In the Braverman family, everything that can go wrong usually does.

In the Braverman family, everything that can go wrong usually does.

When cash-strapped young mother Sarah (Lauren Graham) is forced to return home to Berkeley, she finds her parents and three siblings midway through a life that's not turning out at all how they planned.

Adam (Peter Krause) is a dedicated father whose troubled son is diagnosed with Asperger syndrome. Julia (Erika Christensen) is a cold, ambitious corporate lawyer unable to put down her mobile phone. Crosby (Dax Shepard) is an unmotivated player who hears some bad news from an old girlfriend.

Thus begins the troubled yet touching world of "Parenthood," an adaptation of the 1989 Steve Martin movie that's being produced by Ron Howard, Brian Grazer and other small-screen veterans.

Judging from its A-list pedigree and hefty marketing push, NBC has high hopes for the series. And it delivers as an engaging drama with a wider appeal than either "Heroes" or "Friday Night Lights," the network's other non-comedy highlights.

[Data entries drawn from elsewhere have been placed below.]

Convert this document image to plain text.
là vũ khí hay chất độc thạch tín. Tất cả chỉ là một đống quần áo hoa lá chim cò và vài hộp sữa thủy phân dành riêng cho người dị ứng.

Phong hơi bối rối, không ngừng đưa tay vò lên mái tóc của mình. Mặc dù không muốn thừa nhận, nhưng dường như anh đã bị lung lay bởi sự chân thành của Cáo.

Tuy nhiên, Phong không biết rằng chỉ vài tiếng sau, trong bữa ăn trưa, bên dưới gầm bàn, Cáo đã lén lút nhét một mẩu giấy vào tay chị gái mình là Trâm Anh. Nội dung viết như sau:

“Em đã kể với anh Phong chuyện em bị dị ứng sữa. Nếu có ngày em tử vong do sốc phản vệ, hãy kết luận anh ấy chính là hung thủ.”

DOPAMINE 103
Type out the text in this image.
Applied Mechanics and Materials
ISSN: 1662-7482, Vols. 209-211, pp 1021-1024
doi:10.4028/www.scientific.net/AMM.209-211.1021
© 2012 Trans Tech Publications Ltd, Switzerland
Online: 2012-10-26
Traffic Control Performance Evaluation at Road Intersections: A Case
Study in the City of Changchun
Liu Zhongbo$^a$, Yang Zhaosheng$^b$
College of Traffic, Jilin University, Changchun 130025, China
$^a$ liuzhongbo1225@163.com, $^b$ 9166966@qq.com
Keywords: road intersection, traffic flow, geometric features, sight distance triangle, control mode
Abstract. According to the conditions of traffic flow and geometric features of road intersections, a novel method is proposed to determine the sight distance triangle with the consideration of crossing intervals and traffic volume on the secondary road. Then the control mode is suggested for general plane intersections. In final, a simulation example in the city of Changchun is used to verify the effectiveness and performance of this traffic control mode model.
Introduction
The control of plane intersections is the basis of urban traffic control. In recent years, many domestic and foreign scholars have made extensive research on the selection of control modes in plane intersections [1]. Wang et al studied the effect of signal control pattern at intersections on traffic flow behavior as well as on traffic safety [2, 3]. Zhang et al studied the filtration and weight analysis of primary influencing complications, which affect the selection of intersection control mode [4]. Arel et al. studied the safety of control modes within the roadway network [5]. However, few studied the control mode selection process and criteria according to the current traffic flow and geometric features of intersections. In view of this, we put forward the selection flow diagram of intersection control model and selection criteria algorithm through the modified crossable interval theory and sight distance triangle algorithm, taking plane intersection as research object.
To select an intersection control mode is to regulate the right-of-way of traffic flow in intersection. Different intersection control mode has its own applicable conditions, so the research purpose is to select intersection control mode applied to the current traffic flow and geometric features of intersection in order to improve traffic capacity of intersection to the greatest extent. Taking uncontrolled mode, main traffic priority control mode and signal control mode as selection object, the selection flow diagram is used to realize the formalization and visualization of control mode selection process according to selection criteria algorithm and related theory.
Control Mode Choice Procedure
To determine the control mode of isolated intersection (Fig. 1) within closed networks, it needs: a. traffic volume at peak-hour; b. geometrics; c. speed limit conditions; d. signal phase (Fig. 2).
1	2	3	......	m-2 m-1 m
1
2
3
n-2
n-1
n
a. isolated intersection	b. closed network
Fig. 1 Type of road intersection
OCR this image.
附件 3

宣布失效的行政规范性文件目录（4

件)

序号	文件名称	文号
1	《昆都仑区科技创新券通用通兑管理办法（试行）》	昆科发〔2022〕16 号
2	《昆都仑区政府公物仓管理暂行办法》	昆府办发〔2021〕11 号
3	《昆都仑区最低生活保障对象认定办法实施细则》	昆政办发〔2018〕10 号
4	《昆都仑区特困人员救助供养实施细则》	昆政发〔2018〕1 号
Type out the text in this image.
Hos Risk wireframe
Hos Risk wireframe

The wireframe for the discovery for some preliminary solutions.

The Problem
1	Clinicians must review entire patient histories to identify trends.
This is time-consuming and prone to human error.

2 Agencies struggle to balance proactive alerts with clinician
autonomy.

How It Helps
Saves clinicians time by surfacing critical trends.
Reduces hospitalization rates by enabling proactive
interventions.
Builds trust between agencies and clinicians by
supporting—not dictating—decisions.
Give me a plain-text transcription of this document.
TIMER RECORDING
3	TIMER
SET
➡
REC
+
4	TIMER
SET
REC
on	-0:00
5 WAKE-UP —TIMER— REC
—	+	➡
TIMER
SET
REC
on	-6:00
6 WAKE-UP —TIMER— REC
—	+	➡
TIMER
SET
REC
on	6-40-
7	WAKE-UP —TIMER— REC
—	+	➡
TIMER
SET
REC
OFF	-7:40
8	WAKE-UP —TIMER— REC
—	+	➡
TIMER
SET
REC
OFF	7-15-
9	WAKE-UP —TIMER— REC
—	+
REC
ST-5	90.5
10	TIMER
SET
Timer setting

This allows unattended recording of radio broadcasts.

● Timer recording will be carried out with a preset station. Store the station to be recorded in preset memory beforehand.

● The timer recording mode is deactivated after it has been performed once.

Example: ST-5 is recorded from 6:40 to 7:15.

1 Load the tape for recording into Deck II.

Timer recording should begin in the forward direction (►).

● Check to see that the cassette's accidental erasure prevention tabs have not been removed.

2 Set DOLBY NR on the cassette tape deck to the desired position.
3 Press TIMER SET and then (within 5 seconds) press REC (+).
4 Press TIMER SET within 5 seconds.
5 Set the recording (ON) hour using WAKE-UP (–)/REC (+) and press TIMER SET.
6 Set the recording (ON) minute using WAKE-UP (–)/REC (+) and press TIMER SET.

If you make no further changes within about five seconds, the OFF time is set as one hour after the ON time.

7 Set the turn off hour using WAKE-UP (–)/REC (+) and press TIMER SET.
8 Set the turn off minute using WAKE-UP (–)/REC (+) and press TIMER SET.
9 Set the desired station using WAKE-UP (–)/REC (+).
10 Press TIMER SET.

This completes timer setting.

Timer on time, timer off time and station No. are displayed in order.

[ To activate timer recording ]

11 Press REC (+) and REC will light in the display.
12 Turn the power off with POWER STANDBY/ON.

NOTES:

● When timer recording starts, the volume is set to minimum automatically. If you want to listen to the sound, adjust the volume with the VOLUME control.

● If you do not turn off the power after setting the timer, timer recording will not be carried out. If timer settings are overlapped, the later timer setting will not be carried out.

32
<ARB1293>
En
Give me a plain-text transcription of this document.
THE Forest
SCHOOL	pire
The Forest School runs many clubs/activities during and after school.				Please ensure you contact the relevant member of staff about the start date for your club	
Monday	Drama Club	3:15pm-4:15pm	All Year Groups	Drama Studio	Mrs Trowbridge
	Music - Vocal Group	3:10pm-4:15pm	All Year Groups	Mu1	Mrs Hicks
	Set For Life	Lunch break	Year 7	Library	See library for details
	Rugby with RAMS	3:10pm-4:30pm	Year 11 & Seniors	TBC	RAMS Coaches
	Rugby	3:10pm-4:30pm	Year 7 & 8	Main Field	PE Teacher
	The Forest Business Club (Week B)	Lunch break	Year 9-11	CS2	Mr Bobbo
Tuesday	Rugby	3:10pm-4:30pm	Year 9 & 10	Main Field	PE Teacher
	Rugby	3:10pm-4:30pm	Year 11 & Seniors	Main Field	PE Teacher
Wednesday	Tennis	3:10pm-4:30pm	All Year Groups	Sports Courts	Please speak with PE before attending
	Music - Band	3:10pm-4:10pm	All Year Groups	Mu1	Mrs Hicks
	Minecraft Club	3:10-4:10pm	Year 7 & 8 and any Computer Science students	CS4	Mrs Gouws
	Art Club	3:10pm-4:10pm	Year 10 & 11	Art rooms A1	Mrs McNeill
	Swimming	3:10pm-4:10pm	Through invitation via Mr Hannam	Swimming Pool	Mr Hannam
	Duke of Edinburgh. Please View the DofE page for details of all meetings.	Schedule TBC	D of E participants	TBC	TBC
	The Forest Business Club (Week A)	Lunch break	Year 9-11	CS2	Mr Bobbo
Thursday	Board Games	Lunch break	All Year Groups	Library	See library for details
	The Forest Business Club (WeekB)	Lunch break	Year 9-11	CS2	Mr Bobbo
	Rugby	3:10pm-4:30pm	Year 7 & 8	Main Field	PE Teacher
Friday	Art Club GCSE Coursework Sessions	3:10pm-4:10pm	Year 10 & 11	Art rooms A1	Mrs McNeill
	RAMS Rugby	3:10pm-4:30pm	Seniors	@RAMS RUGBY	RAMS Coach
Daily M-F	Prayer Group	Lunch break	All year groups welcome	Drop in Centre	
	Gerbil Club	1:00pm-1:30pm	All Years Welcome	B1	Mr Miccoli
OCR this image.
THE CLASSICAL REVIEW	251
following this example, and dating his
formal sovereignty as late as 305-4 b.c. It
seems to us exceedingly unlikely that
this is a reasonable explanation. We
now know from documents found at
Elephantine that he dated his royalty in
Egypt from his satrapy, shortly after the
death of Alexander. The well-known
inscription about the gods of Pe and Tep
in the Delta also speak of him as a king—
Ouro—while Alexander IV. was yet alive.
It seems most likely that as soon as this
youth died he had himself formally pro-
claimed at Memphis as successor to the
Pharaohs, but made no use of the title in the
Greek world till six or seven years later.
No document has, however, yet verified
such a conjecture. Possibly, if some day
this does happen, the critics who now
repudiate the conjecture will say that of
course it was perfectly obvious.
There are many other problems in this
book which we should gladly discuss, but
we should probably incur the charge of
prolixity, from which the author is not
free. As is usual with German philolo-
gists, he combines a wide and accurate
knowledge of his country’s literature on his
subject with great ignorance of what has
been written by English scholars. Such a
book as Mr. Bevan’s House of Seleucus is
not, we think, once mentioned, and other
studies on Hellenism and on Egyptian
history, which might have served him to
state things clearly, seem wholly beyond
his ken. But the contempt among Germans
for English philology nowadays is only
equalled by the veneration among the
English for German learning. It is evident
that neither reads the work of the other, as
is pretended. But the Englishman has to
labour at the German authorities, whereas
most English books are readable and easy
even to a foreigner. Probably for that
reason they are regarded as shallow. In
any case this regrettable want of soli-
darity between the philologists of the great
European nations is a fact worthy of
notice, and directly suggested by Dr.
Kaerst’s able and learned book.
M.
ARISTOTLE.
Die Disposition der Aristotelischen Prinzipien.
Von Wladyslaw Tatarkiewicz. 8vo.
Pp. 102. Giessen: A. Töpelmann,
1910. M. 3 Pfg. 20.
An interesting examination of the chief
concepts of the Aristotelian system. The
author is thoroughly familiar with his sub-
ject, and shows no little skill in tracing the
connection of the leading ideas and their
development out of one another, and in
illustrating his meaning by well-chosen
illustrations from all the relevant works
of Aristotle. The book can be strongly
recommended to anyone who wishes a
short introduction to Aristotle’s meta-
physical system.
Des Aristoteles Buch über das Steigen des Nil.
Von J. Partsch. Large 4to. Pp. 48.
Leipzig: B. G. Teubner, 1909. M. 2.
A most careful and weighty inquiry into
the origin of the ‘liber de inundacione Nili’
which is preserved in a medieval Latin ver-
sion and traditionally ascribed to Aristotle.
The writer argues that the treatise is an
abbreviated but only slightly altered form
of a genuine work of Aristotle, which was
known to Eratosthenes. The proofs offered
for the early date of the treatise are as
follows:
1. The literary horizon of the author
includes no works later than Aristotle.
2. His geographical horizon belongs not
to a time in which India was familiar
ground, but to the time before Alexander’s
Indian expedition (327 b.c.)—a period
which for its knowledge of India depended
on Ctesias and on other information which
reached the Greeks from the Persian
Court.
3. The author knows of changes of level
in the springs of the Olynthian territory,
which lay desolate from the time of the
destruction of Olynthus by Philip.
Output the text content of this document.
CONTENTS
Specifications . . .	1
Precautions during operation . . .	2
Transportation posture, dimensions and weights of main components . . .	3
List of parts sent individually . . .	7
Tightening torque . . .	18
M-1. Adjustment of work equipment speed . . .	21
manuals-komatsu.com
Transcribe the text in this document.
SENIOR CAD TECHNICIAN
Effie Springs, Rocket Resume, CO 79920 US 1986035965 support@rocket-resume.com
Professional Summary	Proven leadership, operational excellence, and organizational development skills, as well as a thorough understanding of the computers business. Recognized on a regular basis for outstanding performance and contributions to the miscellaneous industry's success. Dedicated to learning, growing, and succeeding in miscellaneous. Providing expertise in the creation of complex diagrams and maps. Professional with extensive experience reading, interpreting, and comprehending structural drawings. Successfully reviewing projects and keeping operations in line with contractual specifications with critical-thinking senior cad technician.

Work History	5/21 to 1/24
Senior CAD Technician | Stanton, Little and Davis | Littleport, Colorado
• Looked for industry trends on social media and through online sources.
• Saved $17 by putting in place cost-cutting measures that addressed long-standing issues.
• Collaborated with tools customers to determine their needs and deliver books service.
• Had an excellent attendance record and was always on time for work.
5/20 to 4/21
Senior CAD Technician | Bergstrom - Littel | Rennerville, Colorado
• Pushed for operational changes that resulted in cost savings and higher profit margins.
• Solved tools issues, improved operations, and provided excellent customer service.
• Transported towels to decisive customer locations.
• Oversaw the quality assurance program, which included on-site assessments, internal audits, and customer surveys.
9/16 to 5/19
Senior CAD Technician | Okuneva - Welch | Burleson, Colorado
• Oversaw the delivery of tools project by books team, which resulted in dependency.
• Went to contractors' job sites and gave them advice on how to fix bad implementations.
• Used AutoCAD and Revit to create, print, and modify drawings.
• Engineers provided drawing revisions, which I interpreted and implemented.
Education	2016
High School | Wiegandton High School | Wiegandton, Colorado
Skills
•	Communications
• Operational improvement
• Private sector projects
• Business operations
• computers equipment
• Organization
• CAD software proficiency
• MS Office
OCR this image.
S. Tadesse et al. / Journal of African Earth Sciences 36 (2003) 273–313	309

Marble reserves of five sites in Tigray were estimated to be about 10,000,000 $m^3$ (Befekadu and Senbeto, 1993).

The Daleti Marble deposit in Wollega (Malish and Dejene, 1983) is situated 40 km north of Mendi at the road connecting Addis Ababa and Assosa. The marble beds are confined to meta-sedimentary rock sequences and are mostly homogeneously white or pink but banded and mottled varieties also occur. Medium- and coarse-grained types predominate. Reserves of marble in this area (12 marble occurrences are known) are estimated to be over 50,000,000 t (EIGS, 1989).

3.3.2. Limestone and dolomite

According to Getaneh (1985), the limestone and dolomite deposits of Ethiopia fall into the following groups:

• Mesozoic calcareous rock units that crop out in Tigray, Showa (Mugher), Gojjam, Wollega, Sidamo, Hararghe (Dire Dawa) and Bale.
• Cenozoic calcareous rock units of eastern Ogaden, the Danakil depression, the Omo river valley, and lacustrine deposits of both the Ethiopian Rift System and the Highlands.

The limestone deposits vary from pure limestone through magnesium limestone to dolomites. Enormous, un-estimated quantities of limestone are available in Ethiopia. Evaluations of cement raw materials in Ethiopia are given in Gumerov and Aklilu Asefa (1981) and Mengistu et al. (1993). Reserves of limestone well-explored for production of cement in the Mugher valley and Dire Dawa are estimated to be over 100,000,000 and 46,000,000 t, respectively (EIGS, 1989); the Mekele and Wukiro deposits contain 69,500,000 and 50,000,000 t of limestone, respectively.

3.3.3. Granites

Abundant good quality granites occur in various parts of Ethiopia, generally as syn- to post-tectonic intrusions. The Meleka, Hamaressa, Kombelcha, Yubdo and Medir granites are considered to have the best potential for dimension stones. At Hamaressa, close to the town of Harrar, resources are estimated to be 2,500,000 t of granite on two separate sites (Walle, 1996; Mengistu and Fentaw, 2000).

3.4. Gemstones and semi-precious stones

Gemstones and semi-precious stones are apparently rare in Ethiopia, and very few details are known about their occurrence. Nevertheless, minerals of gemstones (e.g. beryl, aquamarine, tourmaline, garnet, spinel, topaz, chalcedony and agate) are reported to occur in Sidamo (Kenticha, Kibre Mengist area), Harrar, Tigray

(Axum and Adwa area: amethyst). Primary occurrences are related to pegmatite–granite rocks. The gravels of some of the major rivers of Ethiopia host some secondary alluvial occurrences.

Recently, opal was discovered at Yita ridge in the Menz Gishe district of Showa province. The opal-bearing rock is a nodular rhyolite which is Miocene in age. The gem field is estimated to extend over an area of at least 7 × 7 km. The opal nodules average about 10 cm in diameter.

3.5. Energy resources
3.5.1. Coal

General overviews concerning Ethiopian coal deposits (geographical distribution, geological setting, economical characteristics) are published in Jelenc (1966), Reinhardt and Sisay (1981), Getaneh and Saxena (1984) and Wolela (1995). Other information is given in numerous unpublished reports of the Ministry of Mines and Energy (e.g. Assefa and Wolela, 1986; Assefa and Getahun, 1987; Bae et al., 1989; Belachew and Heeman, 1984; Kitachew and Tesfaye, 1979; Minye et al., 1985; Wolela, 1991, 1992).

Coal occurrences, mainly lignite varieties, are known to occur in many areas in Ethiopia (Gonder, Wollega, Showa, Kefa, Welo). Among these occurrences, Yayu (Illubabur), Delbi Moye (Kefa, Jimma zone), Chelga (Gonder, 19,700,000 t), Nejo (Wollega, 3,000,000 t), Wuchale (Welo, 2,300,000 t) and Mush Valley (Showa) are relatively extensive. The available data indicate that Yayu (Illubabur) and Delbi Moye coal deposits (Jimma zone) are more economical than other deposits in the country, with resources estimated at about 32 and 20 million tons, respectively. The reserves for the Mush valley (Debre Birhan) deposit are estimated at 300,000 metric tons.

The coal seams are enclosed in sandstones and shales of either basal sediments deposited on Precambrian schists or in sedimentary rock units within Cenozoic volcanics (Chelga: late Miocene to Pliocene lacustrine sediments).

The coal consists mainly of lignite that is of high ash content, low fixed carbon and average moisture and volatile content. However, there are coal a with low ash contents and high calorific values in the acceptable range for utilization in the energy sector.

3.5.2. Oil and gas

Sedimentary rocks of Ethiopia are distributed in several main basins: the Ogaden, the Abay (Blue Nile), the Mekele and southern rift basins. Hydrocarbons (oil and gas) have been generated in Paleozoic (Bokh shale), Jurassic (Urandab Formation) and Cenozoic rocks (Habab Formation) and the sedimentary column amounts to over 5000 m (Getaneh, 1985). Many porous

Most of the characters seem familiar - but not in a bad way. You'll feel that you can relate, not just that you've seen this kind of thing before.

The pilot was stuffed with a series of quick sketches, but things should flourish when given a bit more space to breathe. Even when the show started to edge toward Hallmark melodrama, plot twists and the talented cast turned cliche into something unexpected, funny or poignant.

The series premiered March 2, and episodes are streaming for free at nbc.com/parenthood.